彼が作らねばならなかった問い手
死刑判決の下で生まれた二つの声
『哲学の慰め』には、牢獄で嘆くボエティウスと、そこへ現れる威厳ある女性〈哲学〉がいる。彼女は詩神たちを追い払い、患者の病を診断し、問いによって彼を立て直す。しかし忘れてはならない。彼女の顔も声も、すべてボエティウスが書いたものである。著者は教説を一人で語る代わりに、自分を叱り、自分の答えを退ける役を別の声へ委ねた。
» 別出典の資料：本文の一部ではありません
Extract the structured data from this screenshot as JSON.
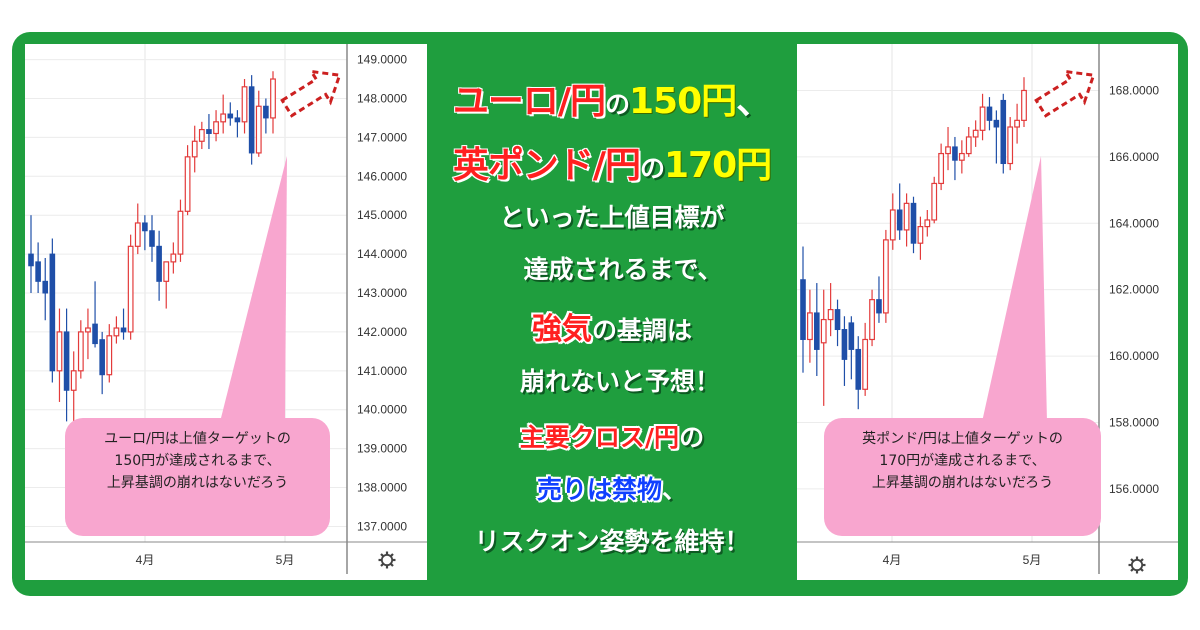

これは単なる腹話術ではない。書くことの途中で、作者は書く前には持っていなかった問いに出会える。だが新しい問いが生まれたことと、その問い手が作者の前提から独立していることは別である。被験者が試験官まで作ったなら、その試験が外部検証になったと、同じ答案だけから証明することはできない。
弱められなかった第五巻の異議
作品の通常のリズムは非対称だ。〈哲学〉が長く語り、囚人は短く同意する。ところが第五巻で、摂理と自由意志の問題を提出する場面だけは、その均衡が崩れる。神が未来の行為を誤りなく知るなら、行為者はどうして別様に行為できるのか。知る順序を入れ替えても問題は消えない、と彼は先回りして安易な逃げ道を塞ぐ。祈りも報いも罰も意味を失い、悪の責任さえ善なる創造者へ戻りかねない。
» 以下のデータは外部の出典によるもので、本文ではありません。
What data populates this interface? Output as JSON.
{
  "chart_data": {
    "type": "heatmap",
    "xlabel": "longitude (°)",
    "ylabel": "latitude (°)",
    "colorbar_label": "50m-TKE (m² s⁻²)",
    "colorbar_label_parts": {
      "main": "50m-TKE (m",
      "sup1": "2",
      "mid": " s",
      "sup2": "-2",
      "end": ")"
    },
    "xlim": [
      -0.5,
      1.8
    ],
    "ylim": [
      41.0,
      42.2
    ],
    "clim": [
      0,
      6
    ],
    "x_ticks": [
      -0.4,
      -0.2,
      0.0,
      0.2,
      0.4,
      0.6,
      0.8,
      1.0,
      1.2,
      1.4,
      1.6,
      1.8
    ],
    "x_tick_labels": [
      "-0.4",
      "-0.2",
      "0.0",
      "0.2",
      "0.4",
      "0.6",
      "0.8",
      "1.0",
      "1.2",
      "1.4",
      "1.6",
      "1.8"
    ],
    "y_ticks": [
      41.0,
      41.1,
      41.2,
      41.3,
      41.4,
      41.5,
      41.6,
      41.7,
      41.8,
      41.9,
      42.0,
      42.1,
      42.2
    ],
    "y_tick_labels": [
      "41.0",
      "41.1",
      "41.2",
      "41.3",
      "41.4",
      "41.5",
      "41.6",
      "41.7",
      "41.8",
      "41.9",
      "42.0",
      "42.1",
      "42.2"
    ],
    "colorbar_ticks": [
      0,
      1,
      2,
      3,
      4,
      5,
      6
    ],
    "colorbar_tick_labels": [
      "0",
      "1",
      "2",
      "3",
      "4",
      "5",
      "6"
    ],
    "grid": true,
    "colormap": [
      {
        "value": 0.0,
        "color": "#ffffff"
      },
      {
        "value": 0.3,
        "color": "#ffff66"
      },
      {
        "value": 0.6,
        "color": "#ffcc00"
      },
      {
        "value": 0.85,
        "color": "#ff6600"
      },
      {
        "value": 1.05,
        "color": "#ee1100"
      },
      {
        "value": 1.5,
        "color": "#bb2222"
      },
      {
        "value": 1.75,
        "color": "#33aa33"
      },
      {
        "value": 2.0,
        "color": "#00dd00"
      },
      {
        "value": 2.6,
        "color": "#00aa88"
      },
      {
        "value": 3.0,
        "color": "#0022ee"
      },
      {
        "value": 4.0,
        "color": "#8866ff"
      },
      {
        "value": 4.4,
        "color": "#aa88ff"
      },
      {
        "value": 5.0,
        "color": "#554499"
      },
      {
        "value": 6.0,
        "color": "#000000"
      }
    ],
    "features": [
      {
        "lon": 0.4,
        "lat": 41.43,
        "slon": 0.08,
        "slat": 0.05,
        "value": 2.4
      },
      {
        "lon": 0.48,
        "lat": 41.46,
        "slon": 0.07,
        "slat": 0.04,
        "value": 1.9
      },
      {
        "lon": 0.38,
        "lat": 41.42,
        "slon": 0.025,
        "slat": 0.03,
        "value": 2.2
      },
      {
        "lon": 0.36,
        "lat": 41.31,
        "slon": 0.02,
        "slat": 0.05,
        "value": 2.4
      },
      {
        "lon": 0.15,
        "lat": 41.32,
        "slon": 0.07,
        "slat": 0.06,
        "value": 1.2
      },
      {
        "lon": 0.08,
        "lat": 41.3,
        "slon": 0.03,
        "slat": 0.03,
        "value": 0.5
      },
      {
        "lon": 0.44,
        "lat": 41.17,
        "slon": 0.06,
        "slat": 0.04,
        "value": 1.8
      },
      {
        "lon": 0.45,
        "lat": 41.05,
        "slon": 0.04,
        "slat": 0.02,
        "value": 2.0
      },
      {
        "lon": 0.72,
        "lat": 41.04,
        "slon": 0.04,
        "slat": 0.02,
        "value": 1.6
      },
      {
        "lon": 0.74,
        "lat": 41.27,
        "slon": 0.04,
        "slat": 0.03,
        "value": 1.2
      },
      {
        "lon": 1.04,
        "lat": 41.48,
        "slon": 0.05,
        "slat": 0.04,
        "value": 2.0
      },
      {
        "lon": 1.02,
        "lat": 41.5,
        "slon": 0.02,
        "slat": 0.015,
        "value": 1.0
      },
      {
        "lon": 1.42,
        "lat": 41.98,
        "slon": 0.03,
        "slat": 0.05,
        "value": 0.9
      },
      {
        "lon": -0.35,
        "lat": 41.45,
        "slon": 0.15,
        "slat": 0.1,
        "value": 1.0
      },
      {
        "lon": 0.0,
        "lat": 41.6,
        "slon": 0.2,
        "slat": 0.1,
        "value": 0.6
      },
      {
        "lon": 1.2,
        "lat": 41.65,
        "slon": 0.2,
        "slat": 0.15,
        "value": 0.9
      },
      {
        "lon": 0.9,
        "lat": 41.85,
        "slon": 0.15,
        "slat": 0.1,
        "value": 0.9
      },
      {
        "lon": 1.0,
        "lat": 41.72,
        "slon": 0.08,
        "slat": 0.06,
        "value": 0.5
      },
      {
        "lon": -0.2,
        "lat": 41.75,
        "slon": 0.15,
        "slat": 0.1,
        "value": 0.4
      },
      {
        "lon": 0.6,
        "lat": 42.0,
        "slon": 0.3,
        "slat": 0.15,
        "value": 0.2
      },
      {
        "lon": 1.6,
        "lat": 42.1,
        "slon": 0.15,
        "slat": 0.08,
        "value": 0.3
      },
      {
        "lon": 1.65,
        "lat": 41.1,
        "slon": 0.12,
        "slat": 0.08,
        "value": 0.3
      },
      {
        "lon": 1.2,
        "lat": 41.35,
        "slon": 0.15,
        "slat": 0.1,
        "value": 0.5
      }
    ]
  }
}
〈哲学〉もこの異議を軽く扱わない。古くからある難問であり、十分に堅固な解答はまだないと認めてから応答を始める。SAE第一批判が自説を最強の反論にさらすときも、同じ節度が働く。反対者の人格を診断して論点を小さくせず、まず異議が要求するだけの重さを与える。自己批判の最良の姿がここにある。
人形ではない、最終審でもない
それでも対話の終盤には奇妙な変化が起こる。〈哲学〉は「あなたはこう言うだろう」と、囚人がまだ述べていない反論まで代弁するようになる。最後の難問も彼女自身が提示し、ボエティウスの最後の発言は一語の否定にすぎない。その後、彼女は長く語り、囚人の返答がないまま作品は閉じる。合意が成立したのではなく、一方の声が消えたのである。
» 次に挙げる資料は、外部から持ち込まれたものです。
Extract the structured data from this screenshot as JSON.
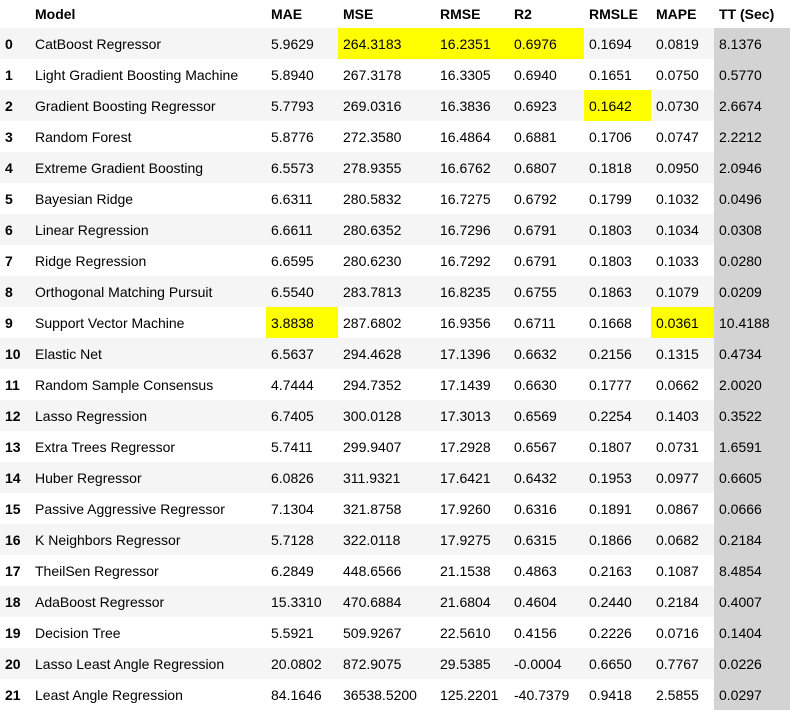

だからといって〈哲学〉を人形と片づけるべきではない。彼女は作者を実際に遠くまで運ぶ。しかし作品内部の資料だけでは、彼女が共有された言語と前提の外へ出たことを保証できない。SAEの言い方なら、内部監査は不可欠だが、自分では想像できなかった前提から来る他者の問いを代替しない。二つの声があっても、同じ部屋の家具を動かしている可能性は残る。
最後に読者をどこへ置くのか
SAE第一批判は、自分の検査が未完であることを記録し、次の照明を読者に委ねる。本を開いた人は、著者があらかじめ用意できなかった問い手として迎えられる。理論は読者を裁く前に、読者の問いへ自分を差し出す。
『慰め』の最後も読者へ向くが、身振りは逆だ。悪を避け、徳を養い、正しい希望と祈りを持て、と〈哲学〉は勧める。そして人間は万物を見る裁判官の前で行為するゆえ、正しく生きる必然があると結ぶ。自由を守るために行為から取り除かれた「必然」が、最後には読者への義務として戻る。一冊は読者を新たな監査者にし、もう一冊は全知の裁判官の前へ立たせる。牢獄で最も鋭い問いを発した男は、その時すでに沈黙している。